Properly structuring your board of directors can be one of the most important factors in the overall success of a company. As we learned in my last article about why a startup needs a board, the best way to avoid early mistakes at a startup is to surround yourself with experienced people who can provide mentorship and advice.
So, what should you focus on when building a board? You’ll want to start with a solid base and grow from there. As your company shifts, pivots and gains new funding, your board should too. Take a look at how your board may shift throughout the stages of capital-raising:
At the very early stages of a company, there usually isn’t even a board of directions. Once you raise any capital, even if it’s from the family and friends round, it makes sense from a governing and legal standpoint to create a board. At this point as founder, you or you and your co-founder are the board. By the time you’ve raised early capital, you should have an idea of three to five other members you may want on the board for support and advice so you can incorporate the company. Remember that whoever the lead investor is in your next stage will want a seat at the table, so be sure that seat is saved.
Series A Stage
By the Series A, you should have around three directors on your board. This again includes the co-founders and now the Series A investor. The lead investor is normally someone who is serving on several boards at the same time, so they aren’t readily available for the everyday workings of the company. They’ll primarily bring financial advice to your business as you begin to see revenue growth.
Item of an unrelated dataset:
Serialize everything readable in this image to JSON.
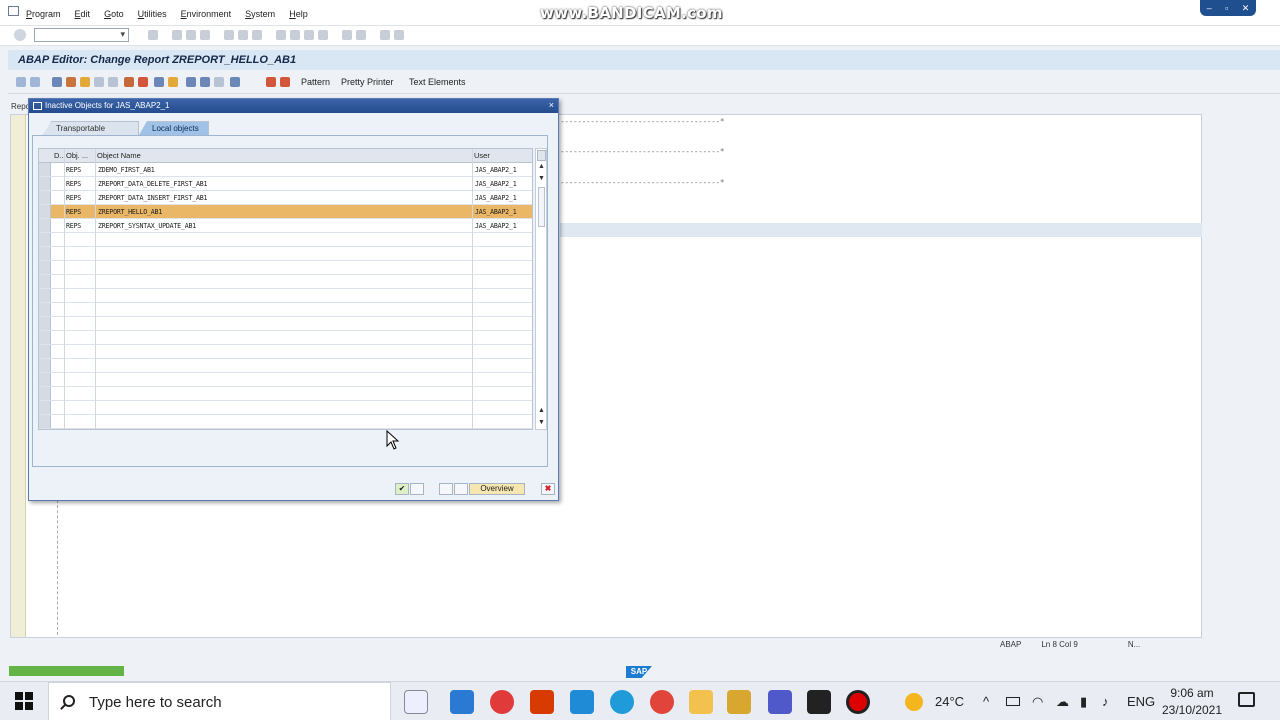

At this stage, some companies will consider adding an independent director to the board. While this isn’t completely necessary, it can be very helpful for your company’s early development.
Series B Stage
Now at the Series B stage, you should start to see growth in the company. After adding on an investor from the Series B, your board should consist of the two founders and the two venture capitalists, and perhaps your independent director
This is an important time to add an independent director to your board if you haven’t already. This fifth member should be someone who can serve as a peer operator such as another CEO or executive in a related industry, and not just another investor. For example, maybe the company needs to hire a sales team but doesn’t know where to start. It would make sense to add a CRO (chief revenue officer) who has experience in ad sales or digital media here. You’ll want someone who can bring the experience of building out a sales team in a related category or industry.
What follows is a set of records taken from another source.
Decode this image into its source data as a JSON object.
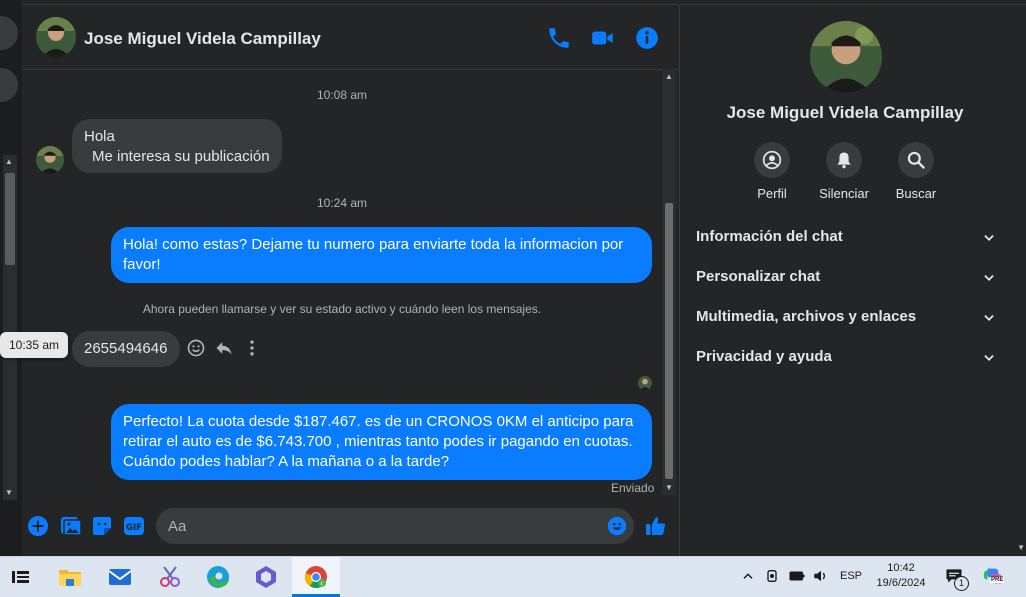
{
  "contact": {
    "name": "Jose Miguel Videla Campillay"
  },
  "messages": {
    "ts1": "10:08 am",
    "in1_line1": "Hola",
    "in1_line2": "Me interesa su publicación",
    "ts2": "10:24 am",
    "out1": "Hola! como estas? Dejame tu numero para enviarte toda la informacion por favor!",
    "system_note": "Ahora pueden llamarse y ver su estado activo y cuándo leen los mensajes.",
    "tooltip_time": "10:35 am",
    "in2": "2655494646",
    "out2_line1": "Perfecto! La cuota desde $187.467. es de un CRONOS 0KM el anticipo para",
    "out2_line2": "retirar el auto es de $6.743.700 , mientras tanto podes ir pagando en cuotas.",
    "out2_line3": "Cuándo podes hablar? A la mañana o a la tarde?",
    "status": "Enviado"
  },
  "composer": {
    "placeholder": "Aa"
  },
  "right_panel": {
    "actions": [
      {
        "label": "Perfil",
        "icon": "profile-icon"
      },
      {
        "label": "Silenciar",
        "icon": "bell-icon"
      },
      {
        "label": "Buscar",
        "icon": "search-icon"
      }
    ],
    "sections": [
      {
        "label": "Información del chat"
      },
      {
        "label": "Personalizar chat"
      },
      {
        "label": "Multimedia, archivos y enlaces"
      },
      {
        "label": "Privacidad y ayuda"
      }
    ]
  },
  "taskbar": {
    "language": "ESP",
    "time": "10:42",
    "date": "19/6/2024",
    "notification_count": "1",
    "copilot_badge": "PRE"
  },
  "colors": {
    "accent": "#0a7cff",
    "background": "#242526",
    "incoming_bubble": "#3a3b3c"
  }
}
It’s also crucial to be considering the diversity of your board. Just like any team, diversity across backgrounds, experiences, skills, genders and race/ethnicity will help benefit the company’s success. Having a diverse board means you will be able to understand and target a wider audience. So far, it’s mostly been your experiences informing the company so having a different point of view could add something fresh that you would never have considered.
Series C Stage
At this point, your company has gotten a lot larger and you may be thinking about IPO readiness. You need to think carefully about what roles you’re adding to your board and who you have to fill them. Use these additions as solutions to the functional areas of your company. If you need someone who can provide more financial rigor and be a good partner to the CFO, consider a former accountant, investment banker or former CFO who would have that skill set. It’s all about fitting the puzzle pieces of your board members together.
You’ll also want to start to think about different board committees such as nominating, executive, audit or compensation committees. When developing these committees, you should aim to have two to four board committees with two to three people each. They should have different regulations and the independence required to fulfill their purpose.
Lastly, adding more independent directors is also a wise decision at this stage.
If you’re about to go public, it’s time to look at those already on the board. It’s normal at this stage for changes and turnover to arise such as your Series A investor opting out of sitting on a public board. As things shift around, continue to consider the diversity of the board heavily.
I was recently brought onto the board of Varo Bank despite the fact that I have very little experience in fintech and banking. In addition to a wide range of backgrounds, Varo’s board also features a wide range of skills across marketing, audit, operations and more. So although I have little experience in banking, Varo was looking for someone to help scale the company and build the brand. As someone who has built a huge consumer brand and taken companies public before, I fit the bill.
The same goes for Zulily when I joined their board in 2013. At the time, most of the board consisted of people with retail experience and early venture capital investors. They didn’t have the operational experiences of CEOs who had already scaled companies and taken them public so I was brought on.
Building a board is not a one-size-fits-all process. As a board’s needs change or priorities shift, new board members can be recruited to fulfill the new needs or goals. No matter what stage of development your company is at, it’s vital that you have the experience, skills and diversity on your board to ensure that your company will continue to develop and grow.